# Kingsford Applewood Charcoal



## smokininidaho (Apr 17, 2017)

Tried this out on Sunday with a Boston Butt. My wife is not a fan of a lot of smoke flavor. So I just used the Kingsford without adding any wood and I must say it came out pretty tasty! She loved it and even had some leftovers tonight. It really adds smoke flavor but not overpowering.


----------



## SmokinAl (Apr 18, 2017)

I have never tried the wood flavored charcoal.

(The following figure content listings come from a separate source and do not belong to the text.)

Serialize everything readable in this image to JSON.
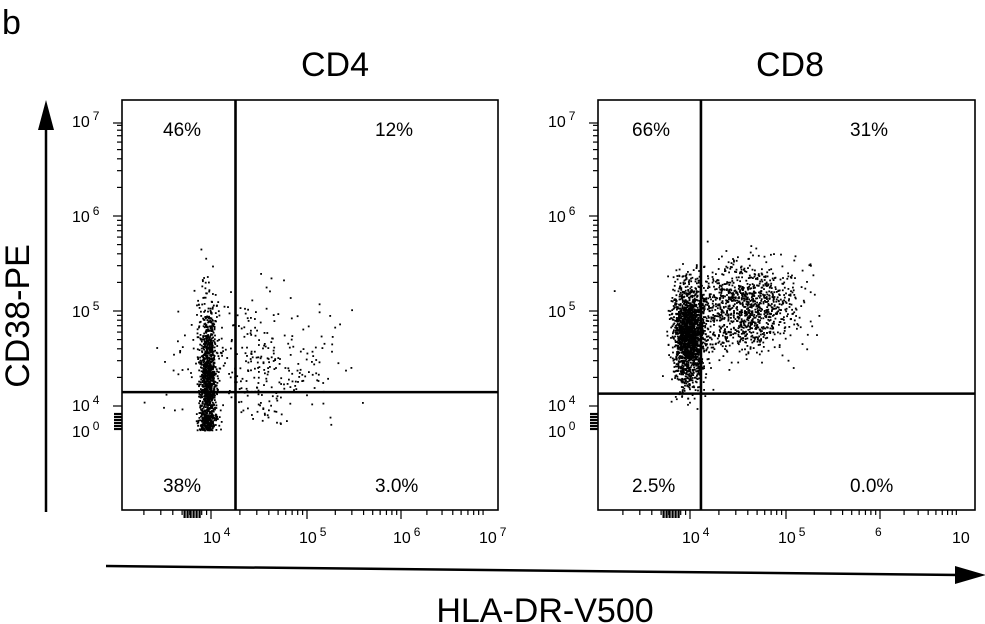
{
  "figure": {
    "panel_letter": "b",
    "y_axis_title": "CD38-PE",
    "x_axis_title": "HLA-DR-V500"
  },
  "chart_data": [
    {
      "type": "scatter",
      "title": "CD4",
      "xlabel": "HLA-DR-V500",
      "ylabel": "CD38-PE",
      "x_scale": "log",
      "y_scale": "log",
      "x_ticks": [
        {
          "base": "10",
          "exp": "4"
        },
        {
          "base": "10",
          "exp": "5"
        },
        {
          "base": "10",
          "exp": "6"
        },
        {
          "base": "10",
          "exp": "7"
        }
      ],
      "y_ticks": [
        {
          "base": "10",
          "exp": "7"
        },
        {
          "base": "10",
          "exp": "6"
        },
        {
          "base": "10",
          "exp": "5"
        },
        {
          "base": "10",
          "exp": "4"
        },
        {
          "base": "10",
          "exp": "0"
        }
      ],
      "gate": {
        "x": 18000,
        "y": 14000
      },
      "quadrants": {
        "upper_left": "46%",
        "upper_right": "12%",
        "lower_left": "38%",
        "lower_right": "3.0%"
      },
      "populations": [
        {
          "name": "",
          "count": 1200,
          "x_log10": {
            "mean": 3.96,
            "sd": 0.045
          },
          "y_log10": {
            "mean": 4.25,
            "sd": 0.4
          },
          "y_log10_min": 3.75
        },
        {
          "name": "",
          "count": 320,
          "x_log10": {
            "mean": 4.5,
            "sd": 0.4
          },
          "y_log10": {
            "mean": 4.45,
            "sd": 0.35
          },
          "y_log10_min": 3.8
        }
      ]
    },
    {
      "type": "scatter",
      "title": "CD8",
      "xlabel": "HLA-DR-V500",
      "ylabel": "CD38-PE",
      "x_scale": "log",
      "y_scale": "log",
      "x_ticks": [
        {
          "base": "10",
          "exp": "4"
        },
        {
          "base": "10",
          "exp": "5"
        },
        {
          "base": "",
          "exp": "6"
        },
        {
          "base": "10",
          "exp": ""
        }
      ],
      "y_ticks": [
        {
          "base": "10",
          "exp": "7"
        },
        {
          "base": "10",
          "exp": "6"
        },
        {
          "base": "10",
          "exp": "5"
        },
        {
          "base": "10",
          "exp": "4"
        },
        {
          "base": "10",
          "exp": "0"
        }
      ],
      "gate": {
        "x": 13000,
        "y": 13500
      },
      "quadrants": {
        "upper_left": "66%",
        "upper_right": "31%",
        "lower_left": "2.5%",
        "lower_right": "0.0%"
      },
      "populations": [
        {
          "name": "",
          "count": 1800,
          "x_log10": {
            "mean": 3.98,
            "sd": 0.08
          },
          "y_log10": {
            "mean": 4.75,
            "sd": 0.25
          },
          "y_log10_min": 3.95
        },
        {
          "name": "",
          "count": 1200,
          "x_log10": {
            "mean": 4.55,
            "sd": 0.28
          },
          "y_log10": {
            "mean": 5.05,
            "sd": 0.22
          },
          "y_log10_min": 4.1
        }
      ]
    }
  ]
}
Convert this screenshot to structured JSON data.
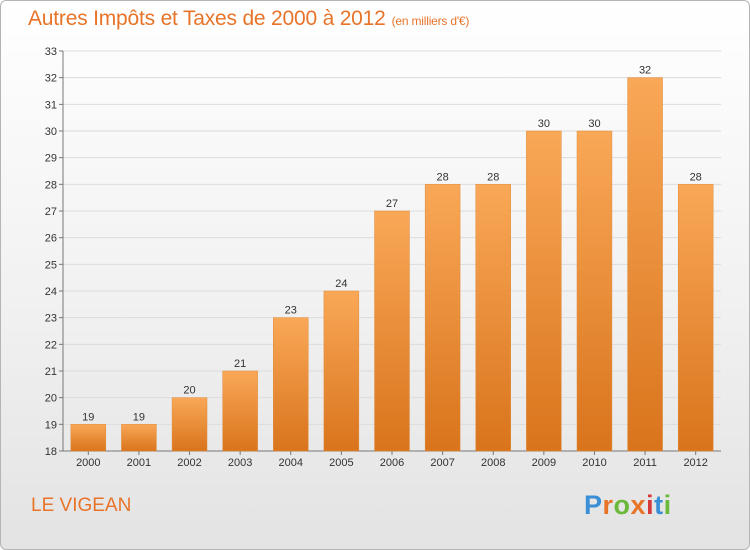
{
  "header": {
    "title": "Autres Impôts et Taxes de 2000 à 2012",
    "unit": "(en milliers d'€)"
  },
  "footer": {
    "location": "LE VIGEAN",
    "logo": "Proxiti"
  },
  "colors": {
    "accent": "#e8742a",
    "bar_top": "#f9a857",
    "bar_bottom": "#d9741c"
  },
  "chart_data": {
    "type": "bar",
    "title": "Autres Impôts et Taxes de 2000 à 2012",
    "xlabel": "",
    "ylabel": "",
    "categories": [
      "2000",
      "2001",
      "2002",
      "2003",
      "2004",
      "2005",
      "2006",
      "2007",
      "2008",
      "2009",
      "2010",
      "2011",
      "2012"
    ],
    "values": [
      19,
      19,
      20,
      21,
      23,
      24,
      27,
      28,
      28,
      30,
      30,
      32,
      28
    ],
    "ylim": [
      18,
      33
    ],
    "yticks": [
      18,
      19,
      20,
      21,
      22,
      23,
      24,
      25,
      26,
      27,
      28,
      29,
      30,
      31,
      32,
      33
    ],
    "grid": true,
    "data_labels": true
  }
}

Gonna have to give it a try!

Al


----------



## smokininidaho (Apr 18, 2017)

Al, I think you will be pleasantly surprised! They also have hickory and mesquite, haven't tried those yet.


----------



## chopsaw (Apr 18, 2017)

I use all of them . The apple is pretty mild . The other two add some flavor ,  the smell brings the neighbors out of the house .


----------



## bbqbrett (Apr 19, 2017)

I tried the hickory but did not notice a big difference.  Have not tried the others


----------



## adamr (Jul 16, 2017)

I am trying the apple wood kingsford right now on some ribs. I still added a few chunks of apple wood.


----------



## mike5051 (Jul 16, 2017)

I use the apple wood and hickory charcoal.  I love the apple wood whenever I'm using the kettle.  It provides some great flavor to the grilled chicken.  I'll use the hickory when I'm doing a tri tip.

Mike


----------